We were strategizing how to smuggle cheese back into America after our upcoming French vacation. Real love is planning crimes together.
Ultimately, the whole conspiracy was moot—the U.S. Customs site says hard cheeses are “generally admissible,” which is the kind of intentionally vague phrasing that gives full authority to whatever Border Patrol agent is working the 5 a.m. shift at JFK and how charitably he views your dairy.
But the plotting was good for us. It’s healthy for a marriage to work through high-stakes hypotheticals. And crucially, I refused to let Mr. P take any risk. His lawful presence here depends on never becoming a name in a federal database. Me, though?

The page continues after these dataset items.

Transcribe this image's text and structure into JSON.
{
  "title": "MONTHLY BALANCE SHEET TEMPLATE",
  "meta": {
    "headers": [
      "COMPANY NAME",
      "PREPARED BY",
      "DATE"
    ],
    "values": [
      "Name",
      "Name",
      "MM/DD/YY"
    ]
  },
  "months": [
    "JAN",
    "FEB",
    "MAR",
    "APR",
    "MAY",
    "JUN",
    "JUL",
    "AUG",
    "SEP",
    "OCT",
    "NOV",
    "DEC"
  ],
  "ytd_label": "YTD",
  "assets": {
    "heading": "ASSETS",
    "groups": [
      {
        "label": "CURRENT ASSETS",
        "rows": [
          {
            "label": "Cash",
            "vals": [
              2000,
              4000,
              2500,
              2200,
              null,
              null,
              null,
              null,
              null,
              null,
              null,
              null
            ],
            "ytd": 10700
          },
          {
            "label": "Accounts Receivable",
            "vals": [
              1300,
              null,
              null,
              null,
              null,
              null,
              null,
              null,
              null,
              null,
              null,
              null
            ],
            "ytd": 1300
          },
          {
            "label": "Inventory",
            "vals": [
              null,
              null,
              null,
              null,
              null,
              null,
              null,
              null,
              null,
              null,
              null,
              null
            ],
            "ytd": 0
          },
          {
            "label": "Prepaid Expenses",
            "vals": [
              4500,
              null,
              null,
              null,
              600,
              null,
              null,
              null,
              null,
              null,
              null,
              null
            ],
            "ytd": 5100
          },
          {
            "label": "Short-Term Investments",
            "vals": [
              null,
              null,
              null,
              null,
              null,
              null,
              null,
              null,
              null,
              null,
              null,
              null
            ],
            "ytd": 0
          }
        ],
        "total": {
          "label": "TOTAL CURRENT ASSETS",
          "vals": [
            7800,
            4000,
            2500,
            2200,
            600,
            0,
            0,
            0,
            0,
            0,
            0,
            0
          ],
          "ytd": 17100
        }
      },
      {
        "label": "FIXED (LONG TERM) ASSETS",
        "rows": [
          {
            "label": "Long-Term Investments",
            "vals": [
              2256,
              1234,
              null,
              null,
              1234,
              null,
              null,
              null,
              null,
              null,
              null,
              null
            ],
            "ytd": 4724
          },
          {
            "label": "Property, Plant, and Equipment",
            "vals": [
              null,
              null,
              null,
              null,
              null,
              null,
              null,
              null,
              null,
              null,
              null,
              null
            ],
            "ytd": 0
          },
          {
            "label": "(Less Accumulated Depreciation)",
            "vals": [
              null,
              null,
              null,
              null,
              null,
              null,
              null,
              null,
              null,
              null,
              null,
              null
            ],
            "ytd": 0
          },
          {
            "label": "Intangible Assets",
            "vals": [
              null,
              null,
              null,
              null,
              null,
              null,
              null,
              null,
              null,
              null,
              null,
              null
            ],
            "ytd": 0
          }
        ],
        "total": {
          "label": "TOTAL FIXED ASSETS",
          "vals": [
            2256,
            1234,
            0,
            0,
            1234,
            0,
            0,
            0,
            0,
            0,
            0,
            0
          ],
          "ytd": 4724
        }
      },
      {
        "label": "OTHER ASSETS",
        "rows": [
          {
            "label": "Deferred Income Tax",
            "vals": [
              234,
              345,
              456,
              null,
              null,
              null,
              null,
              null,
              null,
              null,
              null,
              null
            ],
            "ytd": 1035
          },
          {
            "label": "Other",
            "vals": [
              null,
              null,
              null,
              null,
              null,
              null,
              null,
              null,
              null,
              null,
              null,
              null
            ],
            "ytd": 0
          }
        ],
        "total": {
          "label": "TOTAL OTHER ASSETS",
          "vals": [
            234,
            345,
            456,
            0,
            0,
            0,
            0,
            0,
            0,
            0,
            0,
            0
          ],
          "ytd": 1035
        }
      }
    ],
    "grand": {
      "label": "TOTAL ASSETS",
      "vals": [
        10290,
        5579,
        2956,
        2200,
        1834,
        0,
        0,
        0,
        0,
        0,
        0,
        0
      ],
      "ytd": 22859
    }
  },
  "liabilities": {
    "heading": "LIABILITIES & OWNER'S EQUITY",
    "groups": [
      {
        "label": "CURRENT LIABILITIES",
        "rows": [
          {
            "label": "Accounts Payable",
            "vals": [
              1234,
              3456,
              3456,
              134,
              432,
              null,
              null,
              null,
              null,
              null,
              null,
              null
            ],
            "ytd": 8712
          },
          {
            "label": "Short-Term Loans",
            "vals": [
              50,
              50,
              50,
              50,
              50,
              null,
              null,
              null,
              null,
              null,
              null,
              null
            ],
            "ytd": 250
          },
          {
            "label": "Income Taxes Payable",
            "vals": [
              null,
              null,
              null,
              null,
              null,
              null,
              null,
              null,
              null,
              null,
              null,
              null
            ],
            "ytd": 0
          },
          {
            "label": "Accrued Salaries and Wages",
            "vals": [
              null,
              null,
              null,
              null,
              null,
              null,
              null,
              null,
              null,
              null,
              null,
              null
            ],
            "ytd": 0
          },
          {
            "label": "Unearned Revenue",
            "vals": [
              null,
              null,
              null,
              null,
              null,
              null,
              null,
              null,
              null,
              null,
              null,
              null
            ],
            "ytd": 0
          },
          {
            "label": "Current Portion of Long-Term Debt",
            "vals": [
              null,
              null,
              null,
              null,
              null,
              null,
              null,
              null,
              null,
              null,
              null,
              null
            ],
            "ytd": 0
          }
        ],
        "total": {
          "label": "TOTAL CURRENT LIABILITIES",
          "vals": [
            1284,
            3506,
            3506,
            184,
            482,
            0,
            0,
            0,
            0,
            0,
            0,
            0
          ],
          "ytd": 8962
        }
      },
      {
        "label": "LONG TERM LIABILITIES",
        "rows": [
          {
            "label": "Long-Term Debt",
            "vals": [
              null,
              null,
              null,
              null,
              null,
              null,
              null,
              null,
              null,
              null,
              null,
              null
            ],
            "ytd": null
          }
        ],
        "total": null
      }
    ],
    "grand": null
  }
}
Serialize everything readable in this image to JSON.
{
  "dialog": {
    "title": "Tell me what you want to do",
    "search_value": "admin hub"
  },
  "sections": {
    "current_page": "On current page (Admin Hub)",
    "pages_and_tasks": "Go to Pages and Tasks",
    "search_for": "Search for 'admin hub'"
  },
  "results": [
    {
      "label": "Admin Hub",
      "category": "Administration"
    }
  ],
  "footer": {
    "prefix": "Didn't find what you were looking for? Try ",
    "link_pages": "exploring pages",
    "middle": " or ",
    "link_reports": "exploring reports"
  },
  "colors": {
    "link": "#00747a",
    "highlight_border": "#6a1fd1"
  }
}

“Here’s the plan,” I said, after we circled through the options. “I pack the cheese. We buy legal foie gras at Charles de Gaulle. We declare the foie at U.S. Customs. You hand it to the officer like a fancy bribe. The foie is the decoy. The cheese sails through unnoticed.”
“And if they search your bag?” he asked.
“I say I didn’t know cheese was dairy.”
He stared at me. “What?”
“Think about it,” I said. “The form probably says ‘no dairy.’ So I act confused. ‘Wait… cheese is dairy?’” I widened my eyes. “‘I thought dairy was, like, milk.’”
“They’ll never buy that.”
“Oh, sweetheart,” I said. “You’re too smart to understand how fucking dumb some people are. I guarantee there are Americans out there who genuinely don’t know cheese is dairy.”
He still looked skeptical.
“They are not handing out $10,000 fines to some tall, confused blonde who thinks dairy means milk and packed a 10-pound cheese wheel by accident. That’s not a threat. That’s a sitcom.”